Really no idea what should be done here.

One possibility is to set up some tool that allows any team member to automatically launch, monitor and cancel jobs. Sounds extremely complicated. And still requires somebody to babysit the machines and resolve unexpected problems. The tool could be either existing one (hard to master, full of defects, and with tons of unneeded functionality) or custom-made (hard to master, full of defects, and lacking essential functionality).

What do existing solutions look like?

Another alternative is to have natural language interface backed by an operator that uses real cluster management software instead of lots of terminals opened into each machine. The problem here is that this whole thing would be dependent on the person with very specialized skills to be available for the contest duration.
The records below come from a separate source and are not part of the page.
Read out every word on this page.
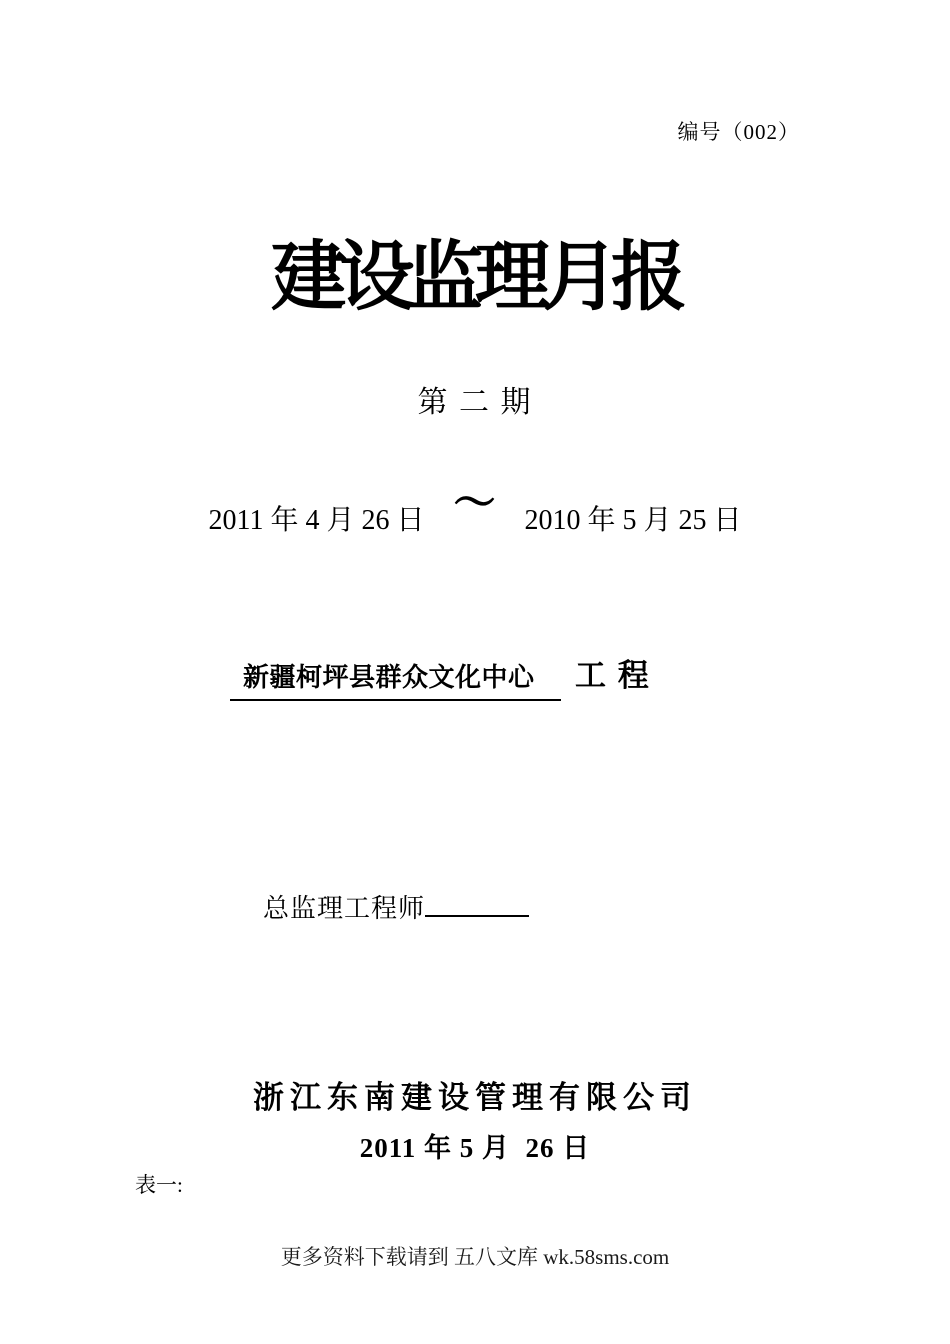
编号（002）
建设监理月报
第 二 期
2011 年 4 月 26 日 ～ 2010 年 5 月 25 日
新疆柯坪县群众文化中心 工 程
总监理工程师
浙江东南建设管理有限公司
2011 年 5 月  26 日
表一:
更多资料下载请到 五八文库 wk.58sms.com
When considering possible approaches keep in mind that it's likely, but not given, that we'll need lots of computing power next year. The nature of the problem is always different. So if your solution requires costly preparations, allow for the chance that it will be in vain.

earthdok commented 6 years ago

There was an #ops channel?

Vlad-Shcherbina commented 6 years ago

Oops. It did not occur to me that it was not easily discoverable because I was invited into it from the start. We really need to sort out this mess.

earthdok commented 6 years ago

Had there been a dedicated channel for announcing new features, like fj suggests, it could have been announced there.

Now to make sure everyone is invited to THAT channel...

earthdok commented 6 years ago

So wait, that time I was frantically running pillar_solver on my macbook 10 minutes before the lightning round deadline. Was it before or after we got a cluster?

Vlad-Shcherbina commented 6 years ago

I don't think they were online for the end of the lightning round, and the machines were rented only for Sunday and Monday.

But in general, yeah, it would be prudent to have some machines on stand by few hours before the lightning deadline, when the pieces begin to come together for the first time.